(September 24, 2010 at 5:06 pm)Rayaan Wrote: A naturalistic explanation would ultimately lead to something which doesn't require anymore explanation because that is the source of explanation for everything else.
I guess ultimately it would have to, though what that explanation could be I don't have a fucking clue.
Quote: That's why God doesn't have to be so complex.
The way God is defined makes him complex. Anything with a mind, a personality, morals and the ability to conceive of a design and then design it is an extremely complex entity.
If you wanted you could define God as being something simple, but we both know that's not the type of God you believe in - That god is one that represents the epitome of complexity.
God's omniscience alone requires his mind represent all knowledge, and a representation is at least as complex as the thing that it represents.
Quote: He could be so simple that it's beyond our grasp to understand His true nature.
Sure, but not the God you believe in. In fact, such a simple thing really couldn't be called "God" at all, not without redefining the word to mean something entirely different from what it means now, he couldn't be a personality, or a mind, or be omniscient, for example.
All of the aforementioned are things that are far more complex than an algorithm and a feedback loop, which is what nature essentially is.
Quote: The simplest thing could also be the greatest and the most mysterious thing you can ever imagine (or can't imagine).
The simplest thing would, by definition, be the thing with the least number of attributes. The more attributes you assign to this being the less simple it becomes.
This simple entity, should he exist at all, is clearly not the being described in your theology.

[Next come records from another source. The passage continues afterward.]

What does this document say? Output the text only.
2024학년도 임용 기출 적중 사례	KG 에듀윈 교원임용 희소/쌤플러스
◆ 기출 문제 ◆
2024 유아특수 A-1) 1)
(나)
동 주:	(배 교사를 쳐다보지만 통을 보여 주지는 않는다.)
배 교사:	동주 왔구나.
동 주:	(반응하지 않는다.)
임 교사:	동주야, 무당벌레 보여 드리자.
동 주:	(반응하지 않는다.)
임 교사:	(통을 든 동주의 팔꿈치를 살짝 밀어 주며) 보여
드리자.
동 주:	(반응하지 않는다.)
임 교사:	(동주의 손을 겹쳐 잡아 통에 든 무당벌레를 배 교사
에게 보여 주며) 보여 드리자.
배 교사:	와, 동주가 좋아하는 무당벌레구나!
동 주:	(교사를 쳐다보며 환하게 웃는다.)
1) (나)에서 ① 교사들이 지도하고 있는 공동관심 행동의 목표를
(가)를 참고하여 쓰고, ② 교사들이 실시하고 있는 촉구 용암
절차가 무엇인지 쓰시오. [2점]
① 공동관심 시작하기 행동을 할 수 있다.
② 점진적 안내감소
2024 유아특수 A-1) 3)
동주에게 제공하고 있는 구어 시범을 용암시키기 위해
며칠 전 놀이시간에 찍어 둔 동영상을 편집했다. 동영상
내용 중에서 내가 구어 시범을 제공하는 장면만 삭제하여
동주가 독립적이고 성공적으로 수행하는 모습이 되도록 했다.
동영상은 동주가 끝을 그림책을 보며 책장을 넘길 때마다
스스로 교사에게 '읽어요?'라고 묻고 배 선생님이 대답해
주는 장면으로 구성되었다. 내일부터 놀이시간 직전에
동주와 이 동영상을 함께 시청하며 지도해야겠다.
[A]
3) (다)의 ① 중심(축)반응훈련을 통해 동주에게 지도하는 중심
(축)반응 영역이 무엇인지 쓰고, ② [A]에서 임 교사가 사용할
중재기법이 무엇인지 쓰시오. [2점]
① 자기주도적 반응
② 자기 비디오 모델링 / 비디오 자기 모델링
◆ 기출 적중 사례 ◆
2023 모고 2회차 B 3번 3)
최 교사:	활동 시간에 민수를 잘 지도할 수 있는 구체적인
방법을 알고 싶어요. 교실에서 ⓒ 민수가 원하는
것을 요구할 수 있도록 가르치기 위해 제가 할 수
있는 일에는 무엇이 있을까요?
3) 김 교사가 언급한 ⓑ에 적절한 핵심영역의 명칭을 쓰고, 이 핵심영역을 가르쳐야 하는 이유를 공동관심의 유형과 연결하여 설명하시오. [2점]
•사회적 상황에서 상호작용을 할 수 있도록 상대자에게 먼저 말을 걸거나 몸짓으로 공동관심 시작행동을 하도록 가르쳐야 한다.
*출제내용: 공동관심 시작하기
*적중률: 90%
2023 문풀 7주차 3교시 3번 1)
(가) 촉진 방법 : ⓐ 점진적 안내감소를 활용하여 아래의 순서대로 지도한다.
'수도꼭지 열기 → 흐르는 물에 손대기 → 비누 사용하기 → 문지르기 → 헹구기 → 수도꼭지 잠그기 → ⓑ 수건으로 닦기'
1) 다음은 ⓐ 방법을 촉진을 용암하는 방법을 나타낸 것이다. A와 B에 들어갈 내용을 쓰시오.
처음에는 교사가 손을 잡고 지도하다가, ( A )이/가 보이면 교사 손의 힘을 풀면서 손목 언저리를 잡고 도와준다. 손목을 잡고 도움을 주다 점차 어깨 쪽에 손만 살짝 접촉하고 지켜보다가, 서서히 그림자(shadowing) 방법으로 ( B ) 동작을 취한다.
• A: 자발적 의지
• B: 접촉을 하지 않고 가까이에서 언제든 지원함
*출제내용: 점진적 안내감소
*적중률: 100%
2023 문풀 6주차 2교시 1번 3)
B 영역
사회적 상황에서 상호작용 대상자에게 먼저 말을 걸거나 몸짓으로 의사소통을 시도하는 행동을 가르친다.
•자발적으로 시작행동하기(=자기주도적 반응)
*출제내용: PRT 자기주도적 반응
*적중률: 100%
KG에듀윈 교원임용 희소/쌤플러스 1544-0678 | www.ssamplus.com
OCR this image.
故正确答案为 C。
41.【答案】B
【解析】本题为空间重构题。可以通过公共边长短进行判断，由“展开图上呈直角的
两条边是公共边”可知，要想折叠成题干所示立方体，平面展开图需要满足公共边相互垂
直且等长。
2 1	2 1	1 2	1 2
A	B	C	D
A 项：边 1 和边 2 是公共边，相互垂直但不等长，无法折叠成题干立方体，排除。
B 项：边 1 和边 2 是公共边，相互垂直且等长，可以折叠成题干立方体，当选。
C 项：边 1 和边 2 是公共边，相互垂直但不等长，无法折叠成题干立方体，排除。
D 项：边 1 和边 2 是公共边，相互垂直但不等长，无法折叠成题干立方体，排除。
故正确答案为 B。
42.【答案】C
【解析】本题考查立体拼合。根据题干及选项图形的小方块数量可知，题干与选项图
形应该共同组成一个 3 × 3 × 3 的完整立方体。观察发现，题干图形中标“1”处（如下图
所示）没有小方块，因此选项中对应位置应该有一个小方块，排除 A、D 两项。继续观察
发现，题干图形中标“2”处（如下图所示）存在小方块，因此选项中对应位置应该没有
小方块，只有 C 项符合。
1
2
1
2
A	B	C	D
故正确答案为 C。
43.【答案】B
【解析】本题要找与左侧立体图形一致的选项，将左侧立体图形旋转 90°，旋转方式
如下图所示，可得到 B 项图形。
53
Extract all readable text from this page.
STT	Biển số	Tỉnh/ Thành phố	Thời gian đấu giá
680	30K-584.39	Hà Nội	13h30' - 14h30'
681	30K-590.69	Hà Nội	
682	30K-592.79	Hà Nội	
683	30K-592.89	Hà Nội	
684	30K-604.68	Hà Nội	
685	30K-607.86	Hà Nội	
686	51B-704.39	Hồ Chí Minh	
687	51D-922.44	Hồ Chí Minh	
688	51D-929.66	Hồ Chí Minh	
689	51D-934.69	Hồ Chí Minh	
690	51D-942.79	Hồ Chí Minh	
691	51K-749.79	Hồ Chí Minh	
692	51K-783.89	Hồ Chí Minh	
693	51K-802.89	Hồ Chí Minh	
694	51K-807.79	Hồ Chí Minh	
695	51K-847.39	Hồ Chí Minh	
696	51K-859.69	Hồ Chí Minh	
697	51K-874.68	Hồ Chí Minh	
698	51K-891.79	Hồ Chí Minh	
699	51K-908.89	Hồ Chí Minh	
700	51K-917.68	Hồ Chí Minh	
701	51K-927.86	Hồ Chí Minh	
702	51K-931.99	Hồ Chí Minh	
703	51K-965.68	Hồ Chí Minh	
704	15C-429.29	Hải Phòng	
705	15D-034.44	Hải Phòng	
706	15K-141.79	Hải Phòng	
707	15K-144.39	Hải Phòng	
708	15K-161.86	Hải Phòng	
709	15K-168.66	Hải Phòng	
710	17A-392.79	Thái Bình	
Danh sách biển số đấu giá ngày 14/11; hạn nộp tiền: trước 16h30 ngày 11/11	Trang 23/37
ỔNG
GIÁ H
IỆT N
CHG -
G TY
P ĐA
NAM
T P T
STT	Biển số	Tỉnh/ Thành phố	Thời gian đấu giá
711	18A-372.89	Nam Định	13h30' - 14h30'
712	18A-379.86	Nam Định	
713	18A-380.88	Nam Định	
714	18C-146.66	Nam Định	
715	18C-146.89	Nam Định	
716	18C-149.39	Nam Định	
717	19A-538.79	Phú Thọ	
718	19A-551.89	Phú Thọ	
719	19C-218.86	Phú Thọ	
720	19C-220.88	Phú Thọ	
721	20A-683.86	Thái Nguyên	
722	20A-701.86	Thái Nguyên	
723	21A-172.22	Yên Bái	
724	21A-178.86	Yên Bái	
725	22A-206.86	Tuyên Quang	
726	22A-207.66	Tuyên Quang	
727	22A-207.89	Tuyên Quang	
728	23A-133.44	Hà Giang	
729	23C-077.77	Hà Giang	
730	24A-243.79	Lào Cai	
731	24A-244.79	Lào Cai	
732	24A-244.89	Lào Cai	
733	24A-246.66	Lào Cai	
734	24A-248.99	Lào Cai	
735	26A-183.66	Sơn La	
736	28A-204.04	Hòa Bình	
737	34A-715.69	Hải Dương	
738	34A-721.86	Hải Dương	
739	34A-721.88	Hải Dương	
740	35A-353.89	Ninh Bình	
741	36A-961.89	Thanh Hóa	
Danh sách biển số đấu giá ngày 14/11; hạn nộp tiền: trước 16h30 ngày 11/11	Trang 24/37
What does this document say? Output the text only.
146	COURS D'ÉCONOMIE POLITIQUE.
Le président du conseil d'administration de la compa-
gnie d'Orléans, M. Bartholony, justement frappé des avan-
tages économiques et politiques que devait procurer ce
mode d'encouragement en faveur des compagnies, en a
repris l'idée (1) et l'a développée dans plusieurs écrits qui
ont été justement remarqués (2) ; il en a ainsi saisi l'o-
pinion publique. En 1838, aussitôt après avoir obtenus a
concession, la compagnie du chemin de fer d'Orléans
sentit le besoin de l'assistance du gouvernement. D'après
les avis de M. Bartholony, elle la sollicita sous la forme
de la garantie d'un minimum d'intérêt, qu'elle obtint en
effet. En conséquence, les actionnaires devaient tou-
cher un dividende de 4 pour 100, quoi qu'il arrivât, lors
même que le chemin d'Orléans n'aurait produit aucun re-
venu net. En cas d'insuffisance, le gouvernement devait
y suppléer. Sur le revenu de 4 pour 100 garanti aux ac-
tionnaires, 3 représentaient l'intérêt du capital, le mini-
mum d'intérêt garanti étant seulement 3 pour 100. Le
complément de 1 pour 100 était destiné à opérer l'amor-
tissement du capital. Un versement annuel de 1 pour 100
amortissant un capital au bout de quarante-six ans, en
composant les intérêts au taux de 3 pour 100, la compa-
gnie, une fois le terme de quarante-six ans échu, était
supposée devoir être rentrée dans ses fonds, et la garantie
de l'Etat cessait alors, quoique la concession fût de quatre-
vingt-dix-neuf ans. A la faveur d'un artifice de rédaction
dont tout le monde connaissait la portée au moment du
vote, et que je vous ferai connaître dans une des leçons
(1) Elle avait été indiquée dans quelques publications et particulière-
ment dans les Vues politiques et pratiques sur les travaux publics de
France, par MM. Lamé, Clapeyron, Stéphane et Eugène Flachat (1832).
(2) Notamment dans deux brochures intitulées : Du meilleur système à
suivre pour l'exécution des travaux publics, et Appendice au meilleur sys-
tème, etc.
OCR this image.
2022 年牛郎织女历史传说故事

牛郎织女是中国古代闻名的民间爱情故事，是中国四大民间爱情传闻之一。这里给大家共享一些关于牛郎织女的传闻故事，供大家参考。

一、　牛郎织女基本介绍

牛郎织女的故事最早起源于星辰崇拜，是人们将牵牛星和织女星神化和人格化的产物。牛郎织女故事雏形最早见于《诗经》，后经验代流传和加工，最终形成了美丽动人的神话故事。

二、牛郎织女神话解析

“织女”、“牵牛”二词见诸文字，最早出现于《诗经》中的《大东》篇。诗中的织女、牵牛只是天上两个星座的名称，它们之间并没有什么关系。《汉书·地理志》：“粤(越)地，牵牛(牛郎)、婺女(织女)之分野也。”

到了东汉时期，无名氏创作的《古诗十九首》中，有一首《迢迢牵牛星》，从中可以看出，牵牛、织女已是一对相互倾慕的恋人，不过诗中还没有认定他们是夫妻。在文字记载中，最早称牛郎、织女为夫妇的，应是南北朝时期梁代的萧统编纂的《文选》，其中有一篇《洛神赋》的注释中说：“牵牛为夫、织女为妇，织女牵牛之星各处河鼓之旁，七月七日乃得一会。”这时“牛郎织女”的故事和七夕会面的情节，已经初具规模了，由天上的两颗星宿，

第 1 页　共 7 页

Quote:We can't understand the mind of God. Maybe it can exist all by itself without needing a brain like we do.
Firstly, this an appeal to mystery.
Secondly, Even if it didn't require constituents it doesn't make the contents of the mind any less complicated.
Quote:It's a combination of faith + reason + intuition - the evidence only.
Faith = bullshit
Intuition = inconclusive and unreliabke
Evidence = non existent.
If you think you have "evidence" that indicates the existence of a god I would love to see it. Unfortunately that's not what i'm going to get... All the 'evidence' you have presented so far has been 'look, here's a gap, i'm going to claim god did it'.
This sort of shit doesn't fly here.
Quote:Not just a mind, but God is a law itself for the entire universe, a law for all the other laws of nature.
And you just shot yourself in the foot.
According to you God is natural law and a mind. This makes him more complex than natural law alone by definition alone.
Quote:I don't know the answer to that, but it's possible that He gave the universe some kind of a self-organizational intelligence to ultimately sort out everything by itself to finally bring out the result which He had planned for. Yet again, maybe He could've done it the first time if He wanted to.
So in order to do this 99.999% of all galaxies are useless, the one galaxy that was useful contains 400,000,000,000 stars, all but one contain the planet he wanted, upon which 99.9% of all life forms had become extinct before his goal was met....
Quote:No, I believe in a perfectly efficient God.
That is in stark contradiction to the God who created hundreds of billions of times more things than was necessary to achieve his goal...
Quote: It's only that the universe if innefficient in certain ways.
Hang on... If I build a car, and my car is inefficient in many ways, I therefore am an inefficient designer, am I not?
An efficient designer would be one who takes an efficient amount of time and resources to make an efficient product.
Quote: I don't know why He made it like that. However, God reveals His perfection in the universe by bringing order out of chaos.
*sigh* Now you're just preaching.
Order from chaos is a pretty mundane phenomenon, patterns arise in nature all of the time via mechanism that are very well understood, none of which require a God to happen.
Quote: You'll notice that fine tuning has happened through different levels: First, the laws of physics were fine tuned, then the the laws of chemistry were fine tuned, and then the laws of biology were fine tuned to create life.
Actually, it would only have needed to be fine-tuned at one stage, considering all of the other phenomenon follow on from the first.
For example, Life is contingent upon biology, which is contingent upon chemistry, which is contingent upon physics. Therefore only physics needs to be fine-tuned.
That means in order to explain fine-tuning we need only to explain the reasons why the laws of physics are as they are.
Quote: Maybe the laws of physics were the most costly to fine-tune since there's a greater number of possible parameters to choose from than the laws of biology and chemistry.
Only for this particular biology and chemistry. A law with different physics would give rise to different biology and chemistry, if not some other completely different hierachy of complexity altogether. It seems reasonable to think that any system subject to entropy would create more variables from the initial system, which in turn leads to opportunities of complexity.
It would only have to be the most fundamental constituents of the universe, energy and a variation of natural law (however slight) that would lead to any possible system.
So the question is still "why this natural law" rather than "why this natural law for physics, and this one for chemistry etc"
(September 26, 2010 at 6:42 am)solja247 Wrote: Everything has a cause, we can try and say it doesnt but untill we have something which doesnt need a cause (other than God) Everything does have a cause, its not a theory, its a fact.
Why "other than god"?
Until you explain that this is both special pleading and a bare assertion.